One of our parishioners posted this capture on facebook with a note reminding us this would be the last Christmas in the old church. It’s a long story connected with the parish founding. As was told to me, the founding pastor was instructed to build a school first, including a gymnasium. It was later decided that the school wasn’t needed right away, and that the largest room in the complex could be converted from indoor athletics for worship.
More than twenty years later, the first windows were cut into the upper walls. Three groups of three. You might also note patterns of three in that dark-stained wood behind our younger deacon and retired pastor. The windows will remain, but the dark wood will all be gone by mid-2020, if all goes according to plan.
This will be my fourth church renovation. The first was an update of a 1945 building that took seven months. We worshiped in the city’s high school gymnasium–and it was fairly bright. The second was minor–it involved about a month in the parish school auditorium to re-do the sanctuary area. The third was the clean-up from an arson attack and took seven months in public facilities and other churches.
The plan in the books is about a year in the parish social hall. We’ll begin a week or two after Triduum.

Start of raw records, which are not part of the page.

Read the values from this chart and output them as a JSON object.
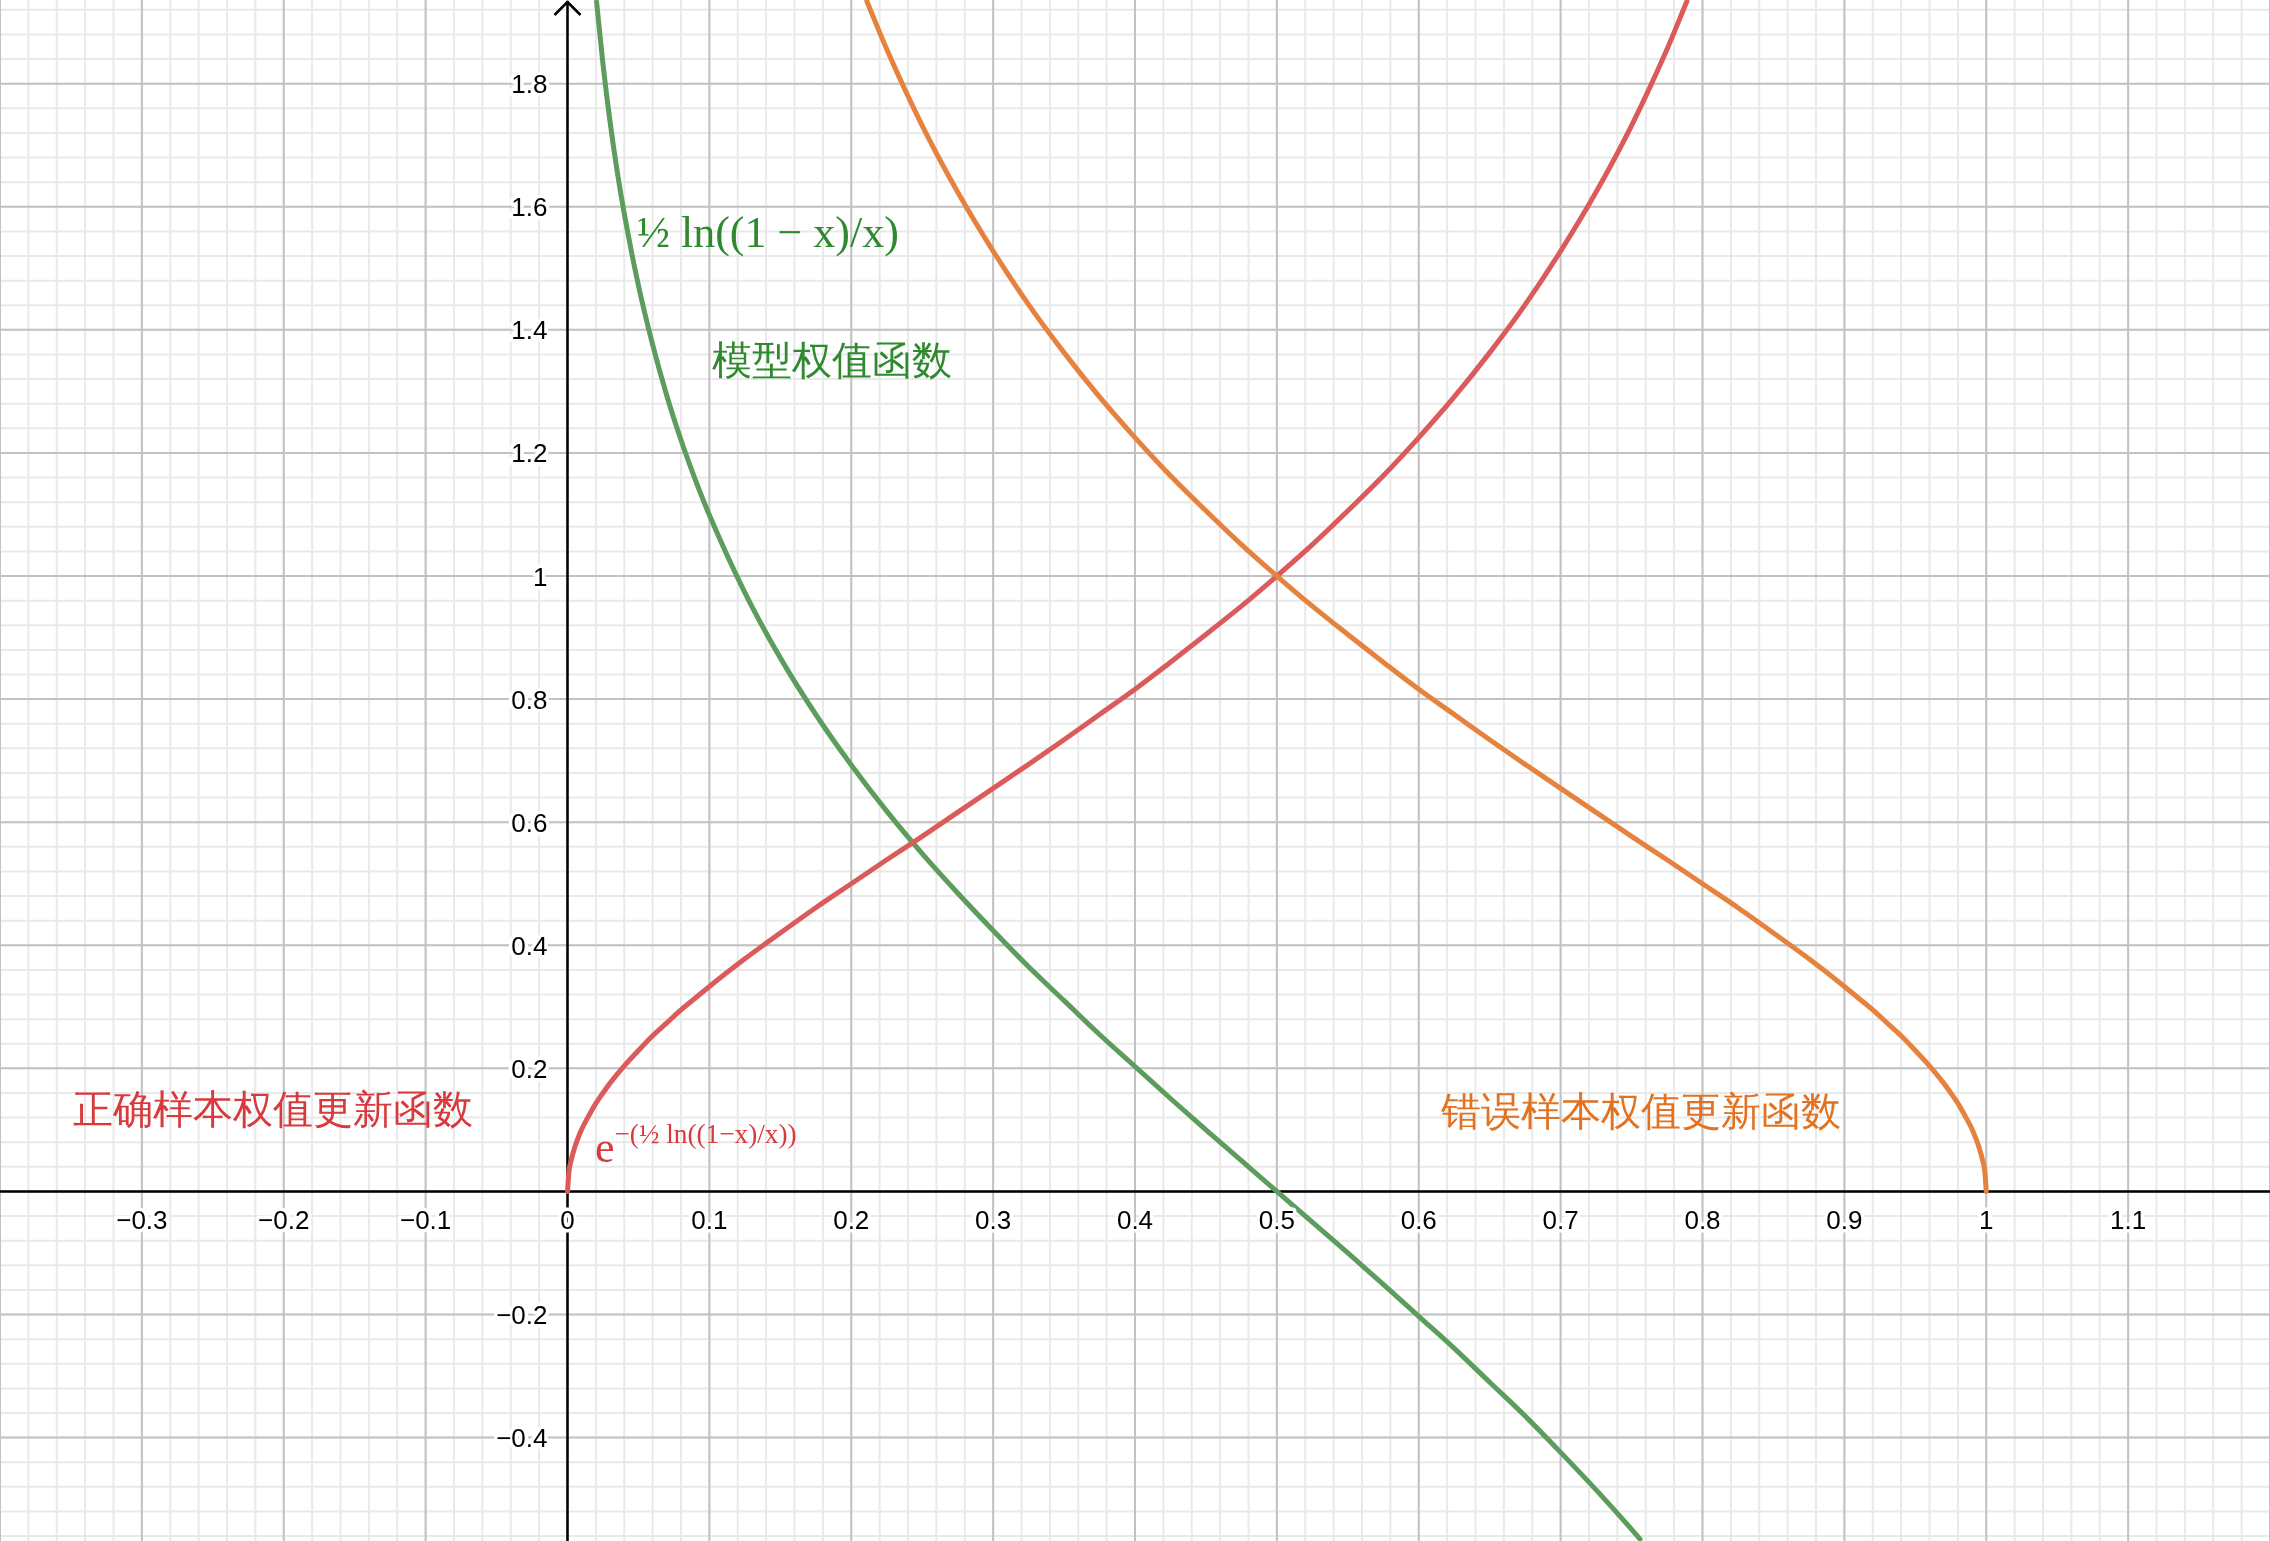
{
  "chart_data": {
    "type": "line",
    "xlim": [
      -0.4,
      1.2
    ],
    "ylim": [
      -0.568,
      1.936
    ],
    "grid": true,
    "xticks": [
      {
        "value": -0.4,
        "label": null
      },
      {
        "value": -0.3,
        "label": "−0.3"
      },
      {
        "value": -0.2,
        "label": "−0.2"
      },
      {
        "value": -0.1,
        "label": "−0.1"
      },
      0,
      0.1,
      0.2,
      0.3,
      0.4,
      0.5,
      0.6,
      0.7,
      0.8,
      0.9,
      1,
      1.1,
      {
        "value": 1.2,
        "label": null
      }
    ],
    "yticks": [
      {
        "value": -0.4,
        "label": "−0.4"
      },
      {
        "value": -0.2,
        "label": "−0.2"
      },
      {
        "value": 0,
        "label": null
      },
      0.2,
      0.4,
      0.6,
      0.8,
      1,
      1.2,
      1.4,
      1.6,
      1.8
    ],
    "series": [
      {
        "color": "#5c9c5c",
        "x": [
          0.0205,
          0.025,
          0.03,
          0.035,
          0.04,
          0.05,
          0.06,
          0.07,
          0.08,
          0.09,
          0.1,
          0.125,
          0.15,
          0.175,
          0.2,
          0.225,
          0.25,
          0.275,
          0.3,
          0.325,
          0.35,
          0.375,
          0.4,
          0.425,
          0.45,
          0.475,
          0.5,
          0.525,
          0.55,
          0.575,
          0.6,
          0.625,
          0.65,
          0.675,
          0.7,
          0.725,
          0.75,
          0.756
        ],
        "values": [
          1.933,
          1.832,
          1.738,
          1.658,
          1.589,
          1.472,
          1.376,
          1.293,
          1.221,
          1.157,
          1.099,
          0.973,
          0.867,
          0.775,
          0.693,
          0.618,
          0.549,
          0.485,
          0.424,
          0.365,
          0.31,
          0.255,
          0.203,
          0.151,
          0.1,
          0.05,
          0,
          -0.05,
          -0.1,
          -0.151,
          -0.203,
          -0.255,
          -0.31,
          -0.365,
          -0.424,
          -0.485,
          -0.549,
          -0.565
        ]
      },
      {
        "color": "#db5a5a",
        "x": [
          0,
          0.001,
          0.0025,
          0.005,
          0.0075,
          0.01,
          0.015,
          0.02,
          0.025,
          0.03,
          0.04,
          0.05,
          0.06,
          0.07,
          0.08,
          0.09,
          0.1,
          0.125,
          0.15,
          0.175,
          0.2,
          0.225,
          0.25,
          0.275,
          0.3,
          0.325,
          0.35,
          0.375,
          0.4,
          0.425,
          0.45,
          0.475,
          0.5,
          0.525,
          0.55,
          0.575,
          0.6,
          0.625,
          0.65,
          0.675,
          0.7,
          0.725,
          0.75,
          0.775,
          0.789
        ],
        "values": [
          0,
          0.032,
          0.05,
          0.071,
          0.087,
          0.101,
          0.123,
          0.143,
          0.16,
          0.176,
          0.204,
          0.229,
          0.253,
          0.274,
          0.295,
          0.314,
          0.333,
          0.378,
          0.42,
          0.461,
          0.5,
          0.539,
          0.577,
          0.616,
          0.655,
          0.694,
          0.734,
          0.775,
          0.816,
          0.86,
          0.905,
          0.951,
          1,
          1.051,
          1.106,
          1.163,
          1.225,
          1.291,
          1.363,
          1.441,
          1.528,
          1.624,
          1.732,
          1.856,
          1.934
        ]
      },
      {
        "color": "#e5823e",
        "x": [
          0.211,
          0.225,
          0.25,
          0.275,
          0.3,
          0.325,
          0.35,
          0.375,
          0.4,
          0.425,
          0.45,
          0.475,
          0.5,
          0.525,
          0.55,
          0.575,
          0.6,
          0.625,
          0.65,
          0.675,
          0.7,
          0.725,
          0.75,
          0.775,
          0.8,
          0.825,
          0.85,
          0.875,
          0.9,
          0.91,
          0.92,
          0.93,
          0.94,
          0.95,
          0.96,
          0.97,
          0.975,
          0.98,
          0.985,
          0.99,
          0.9925,
          0.995,
          0.9975,
          0.999,
          1
        ],
        "values": [
          1.934,
          1.856,
          1.732,
          1.624,
          1.528,
          1.441,
          1.363,
          1.291,
          1.225,
          1.163,
          1.106,
          1.051,
          1,
          0.951,
          0.905,
          0.86,
          0.816,
          0.775,
          0.734,
          0.694,
          0.655,
          0.616,
          0.577,
          0.539,
          0.5,
          0.461,
          0.42,
          0.378,
          0.333,
          0.314,
          0.295,
          0.274,
          0.253,
          0.229,
          0.204,
          0.176,
          0.16,
          0.143,
          0.123,
          0.101,
          0.087,
          0.071,
          0.05,
          0.032,
          0
        ]
      }
    ],
    "annotations": [
      "½ ln((1 − x)/x)",
      "模型权值函数",
      "正确样本权值更新函数",
      "e$^{−(½ ln((1−x)/x))}$",
      "错误样本权值更新函数"
    ]
  }
}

I find myself both bothered and amused at the criticism I used to see levelled at “non-traditional” churches, whatever that means. For many parishes–and even their clergy–buildings were imposed by diocesan fiat, or by financial necessity. If I were on staff or consulting with a spanking-new parish, I’d tell them to forget the school and rectory. Build the church first. It’s the most important task they’ll undertake in the early days.
I visited a parish once for a job interview. Sunday Mass was in the school auditorium. It had been so for almost thirty years. I recall the parish was in heavy debt for building its school and had never really mastered it. No church building was on the horizon. It was very sad.